In the companion decision, HyperLaw v. West Publishing V (Appeal-Citation), 158 F.3d 693; 1998 U.S. App. LEXIS 28024 (2d Cir. 1998) that same Court held

"Because the internal pagination of West's case reporters does not entail even a modicum of creativity, the volume and page numbers are not original components of West's compilations and are not themselves protected by West's compilation copyright. * * * * Because the volume and page numbers are unprotected features of West's compilation process, they may be copied without infringing West's copyright. However, West proffers an alternative argument based on the fact (which West has plausibly demonstrated) that plaintiffs have inserted or will insert all of West's volume and page numbers for certain case reporters. West's alternative argument is that even though the page numbering is not (by itself) a protectable element of West's compilation, (i) plaintiffs' star pagination to West's case reporters embeds West's arrangement of cases in plaintiffs' CD-ROM discs, thereby allowing a user to perceive West's protected arrangement through the plaintiffs' file-retrieval programs, and (ii) that under the Copyright Act's definition of "copies," 17 U.S.C. § 101, a [**14] work that allows the perception of a protectable element of a compilation through the aid of a machine amounts to a copy of the compilation. We reject this argument for two separate reasons.

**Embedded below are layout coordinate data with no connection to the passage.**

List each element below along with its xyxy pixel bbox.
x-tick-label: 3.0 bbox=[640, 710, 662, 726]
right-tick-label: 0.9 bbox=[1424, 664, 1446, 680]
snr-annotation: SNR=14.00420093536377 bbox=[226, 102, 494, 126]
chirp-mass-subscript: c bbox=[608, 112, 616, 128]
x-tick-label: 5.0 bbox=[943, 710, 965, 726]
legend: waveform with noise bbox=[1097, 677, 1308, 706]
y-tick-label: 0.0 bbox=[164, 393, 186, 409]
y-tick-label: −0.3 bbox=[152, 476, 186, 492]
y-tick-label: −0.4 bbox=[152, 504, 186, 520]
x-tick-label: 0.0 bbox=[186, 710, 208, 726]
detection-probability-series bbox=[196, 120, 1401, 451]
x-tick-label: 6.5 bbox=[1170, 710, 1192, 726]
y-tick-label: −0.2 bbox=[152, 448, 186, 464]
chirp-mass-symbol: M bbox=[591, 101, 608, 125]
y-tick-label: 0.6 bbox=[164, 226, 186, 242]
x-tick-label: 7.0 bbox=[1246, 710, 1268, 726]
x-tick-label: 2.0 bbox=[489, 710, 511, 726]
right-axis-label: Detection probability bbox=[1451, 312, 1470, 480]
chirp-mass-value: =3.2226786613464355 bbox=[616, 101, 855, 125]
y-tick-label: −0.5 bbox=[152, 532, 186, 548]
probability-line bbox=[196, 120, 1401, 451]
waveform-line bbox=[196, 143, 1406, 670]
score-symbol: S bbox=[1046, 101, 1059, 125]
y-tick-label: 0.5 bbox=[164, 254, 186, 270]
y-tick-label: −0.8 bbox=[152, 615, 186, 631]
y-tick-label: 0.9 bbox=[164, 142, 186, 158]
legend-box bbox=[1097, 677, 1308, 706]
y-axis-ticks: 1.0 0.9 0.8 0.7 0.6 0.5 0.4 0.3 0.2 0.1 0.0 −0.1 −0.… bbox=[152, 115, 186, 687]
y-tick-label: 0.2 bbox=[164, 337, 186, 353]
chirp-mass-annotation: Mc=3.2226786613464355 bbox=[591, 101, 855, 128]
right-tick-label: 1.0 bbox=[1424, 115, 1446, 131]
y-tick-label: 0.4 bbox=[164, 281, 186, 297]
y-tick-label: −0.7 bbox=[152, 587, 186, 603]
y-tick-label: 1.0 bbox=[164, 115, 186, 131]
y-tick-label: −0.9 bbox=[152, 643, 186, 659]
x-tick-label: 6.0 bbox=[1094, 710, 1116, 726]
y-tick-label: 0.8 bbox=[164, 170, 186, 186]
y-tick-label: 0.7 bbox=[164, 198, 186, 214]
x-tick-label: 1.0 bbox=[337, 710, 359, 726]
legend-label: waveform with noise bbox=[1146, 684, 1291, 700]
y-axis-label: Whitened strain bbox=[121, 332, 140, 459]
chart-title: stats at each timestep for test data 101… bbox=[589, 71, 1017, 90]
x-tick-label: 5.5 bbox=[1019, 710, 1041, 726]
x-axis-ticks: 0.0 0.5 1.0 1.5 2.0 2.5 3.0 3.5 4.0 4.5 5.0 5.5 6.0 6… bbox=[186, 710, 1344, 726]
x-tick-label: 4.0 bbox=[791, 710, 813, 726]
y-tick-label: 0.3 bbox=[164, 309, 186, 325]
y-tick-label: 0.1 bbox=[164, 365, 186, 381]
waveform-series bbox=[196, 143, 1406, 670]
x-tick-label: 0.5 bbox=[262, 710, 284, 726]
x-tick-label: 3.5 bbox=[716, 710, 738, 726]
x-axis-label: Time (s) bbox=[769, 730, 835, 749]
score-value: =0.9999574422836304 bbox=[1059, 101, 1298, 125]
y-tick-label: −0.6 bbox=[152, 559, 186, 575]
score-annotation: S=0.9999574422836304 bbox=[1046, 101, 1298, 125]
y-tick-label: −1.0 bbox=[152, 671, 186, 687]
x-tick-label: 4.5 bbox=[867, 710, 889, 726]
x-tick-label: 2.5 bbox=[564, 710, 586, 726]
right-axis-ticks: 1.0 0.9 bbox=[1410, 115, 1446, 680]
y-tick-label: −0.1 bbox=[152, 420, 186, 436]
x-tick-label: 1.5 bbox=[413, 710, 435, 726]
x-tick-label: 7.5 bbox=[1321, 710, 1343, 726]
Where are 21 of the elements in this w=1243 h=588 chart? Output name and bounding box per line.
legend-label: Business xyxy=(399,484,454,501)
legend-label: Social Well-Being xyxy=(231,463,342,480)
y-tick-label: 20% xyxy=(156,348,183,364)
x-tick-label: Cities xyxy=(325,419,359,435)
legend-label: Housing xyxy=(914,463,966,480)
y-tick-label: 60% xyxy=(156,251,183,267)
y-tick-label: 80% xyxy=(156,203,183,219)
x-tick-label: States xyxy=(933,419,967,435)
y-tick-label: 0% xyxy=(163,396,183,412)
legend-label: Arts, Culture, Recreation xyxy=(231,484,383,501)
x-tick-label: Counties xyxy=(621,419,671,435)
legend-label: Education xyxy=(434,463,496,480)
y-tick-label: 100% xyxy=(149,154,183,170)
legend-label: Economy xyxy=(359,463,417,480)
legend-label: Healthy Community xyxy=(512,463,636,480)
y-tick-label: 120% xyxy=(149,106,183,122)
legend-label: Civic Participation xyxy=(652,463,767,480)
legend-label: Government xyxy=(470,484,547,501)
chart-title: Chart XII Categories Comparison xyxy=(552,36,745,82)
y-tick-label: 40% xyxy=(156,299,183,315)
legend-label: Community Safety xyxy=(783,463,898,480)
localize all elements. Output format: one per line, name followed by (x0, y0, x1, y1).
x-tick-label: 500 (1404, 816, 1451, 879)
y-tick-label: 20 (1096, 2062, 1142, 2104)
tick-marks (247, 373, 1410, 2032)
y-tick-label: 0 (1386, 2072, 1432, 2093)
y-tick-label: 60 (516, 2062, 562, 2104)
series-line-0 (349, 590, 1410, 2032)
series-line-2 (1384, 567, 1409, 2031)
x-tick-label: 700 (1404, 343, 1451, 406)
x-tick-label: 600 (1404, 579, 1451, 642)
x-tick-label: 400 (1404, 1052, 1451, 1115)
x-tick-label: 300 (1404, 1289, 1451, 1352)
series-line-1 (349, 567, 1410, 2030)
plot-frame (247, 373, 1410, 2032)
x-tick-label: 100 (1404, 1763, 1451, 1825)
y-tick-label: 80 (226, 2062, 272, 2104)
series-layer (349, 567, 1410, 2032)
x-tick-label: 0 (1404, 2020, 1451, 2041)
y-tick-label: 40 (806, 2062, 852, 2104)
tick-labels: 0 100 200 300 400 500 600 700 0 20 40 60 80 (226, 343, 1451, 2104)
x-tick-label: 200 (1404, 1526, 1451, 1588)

In expressly controverting the 8th Circuit’s pre-Feist decisions in West Publishing Co. and Oasis, the Court stated

"The Eighth Circuit in West Publishing Co. adduces no authority for protecting pagination as a "reflection" of arrangement, and does not explain how the insertion of star pagination creates a "copy" featuring an arrangement of cases substantially similar to West's--rather than a dissimilar arrangement that simply references the location of text in West's case reporters and incidentally simplifies the task of someone who wants to reproduce West's arrangement of cases. It is true that star pagination enables users to locate (as closely as is useful) a piece of text within the West volume. But this location [**36] does not result in any proximate way from West's original arrangement of cases (or any other exercise of original creation) and may be lawfully copied."


As the federal trial judge who heard both issues commented,

"judicial opinions are a highly sought-after commodity in the legal, literary, and news markets. Hyperlaw's action in this case served the public good because West was maintaining a monopoly over the market for several thousand judicial opinions based on a tenuous copyright claim. West was not the author of an original work seeking only to prevent another from making fair use of a portion of a work it had authored. West was attempting to use the fact that it had made inconsequential modifications to judicial opinions to maintain a monopoly in the publication of those opinions. Thus, rather than invoking the Copyright Act as a shield to protect legitimate creative work, West used it as a sword to perpetuate a monopoly over important government works.

  • * * *

When David vanquished Goliath, the Israelites rewarded him by making him their King. While Hyperlaw's vanquishing of West's monopoly over judicial opinions may be far less impressive, all it asks for its efforts is that it be reimbursed for the substantial legal fees West forced it to incur in order to vindicate the public's right of access to judicial opinions. It prevailed against an adversary that did all that it could to make this litigation as expensive as possible, no doubt hoping that a small company such as Hyperlaw would not stay the course. In these circumstances, the court continues to be of the view that Hyperlaw is entitled to an award of the entirety of its attorneys' fees."